He looks like he must have a long time ago when he and my grandmother first met. I remember seeing a picture of him like this, back when I was a kid. Probably why I’ve dressed him this way – the beret gives it away. It used to hang in the hallway of grandma’s house, a relic of him when he might have still known how to smile or take a joke.
But he’s not smiling now. He shoves me back and marches into the house, slamming the door with a sound like a vault or a tomb locking. In the way dreams do, there is no clear divide or sense of order to things, now. Only that he’s yelling at me, and he’s furious.
So am I.
His complaint seems to be that I didn’t buy a Christmas tree for him. I have no idea what relation that has to anything. But he says, repeatedly, that he can’t believe I couldn’t even chip in $8 (the specific amount is also odd to me) for the holidays. The berating continues, but there’s no sense to it. Either I don’t remember what the other complaints were or there weren’t any other specifics and it’s just one of those dream moments where you know things are/have happening/happened but you couldn’t say how you know it.
I’m getting angrier and angrier, and finally, I start shouting at him. I call him a southern-fried son of a bitch. I tell him that it isn’t fair he blames his failures, fear, and procrastination on his family, no matter how fucked up they might have been. I tell him to get the fuck out of my house and go be dead somewhere else.
He sits down in a chair, and I realize the apartment isn’t the layout I live in, now. It’s been changed to grandma’s house and we’re in the kitchen – his kitchen – while he’s taken residence in a half-busted rocking chair that was always in the corner somewhere in the house. He smiles at me, though there is no love, happiness, or actual mirth in it. His teeth are shockingly white and obviously real, not the poor plastic things he wore for the last few decades of his life.
“Make it a threat, maybe I will.” His voice isn’t young again, I realize. It’s still the voice of a 60-year smoker with every drop of venom I remember from my childhood in it.
“Get out,” I tell him. He starts pawing at the air in front of him with his left hand, snorting. He’s doing a bull impression.
“Threaten me,” he tells me again. “Go ahead and do it you little snot-nosed bastard.”
“Get the fuck out of my house, you Kentucky Fried, ignorant, stupid, useless, worthless, gutless old fuck or I’ll…”
I’ll what? I don’t know. I know the dream paused there like it was giving me a chance to come up with something really good. But all the threats I could think of sounded pathetic, the whinging of some little millennial gothling tripping on their own angsty agony and talking about what they were going to do to their bullies. His grin kept getting wider, and I kept getting angrier, and the angrier I got the more stupid and juvenile the potential threats became.
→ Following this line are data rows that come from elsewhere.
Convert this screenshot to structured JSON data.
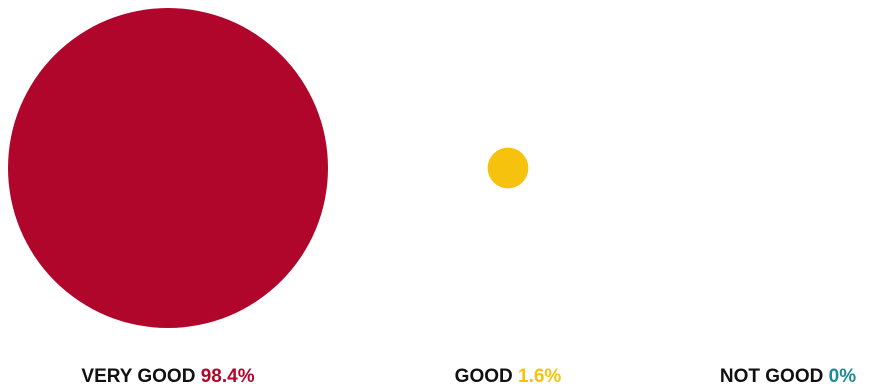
{
  "chart_data": {
    "type": "bubble",
    "categories": [
      "VERY GOOD",
      "GOOD",
      "NOT GOOD"
    ],
    "values": [
      98.4,
      1.6,
      0
    ],
    "value_labels": [
      "98.4%",
      "1.6%",
      "0%"
    ],
    "unit": "%",
    "colors": [
      "#b0062b",
      "#f7c20d",
      "#1d8a99"
    ],
    "label_color": "#111111"
  }
}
I think I came up with a good one. I don’t remember what it was. I was about to tell him so – and probably be murdered by him for uttering it, assuming the insults I hurled beforehand didn’t push him over the edge – but then I woke up.
Fun stuff, right? At least I’m done with the pain meds, now. Hopefully this cuts the dreams back to my usual recurring nightmares and insomnia. I’m getting pretty sick of this shit.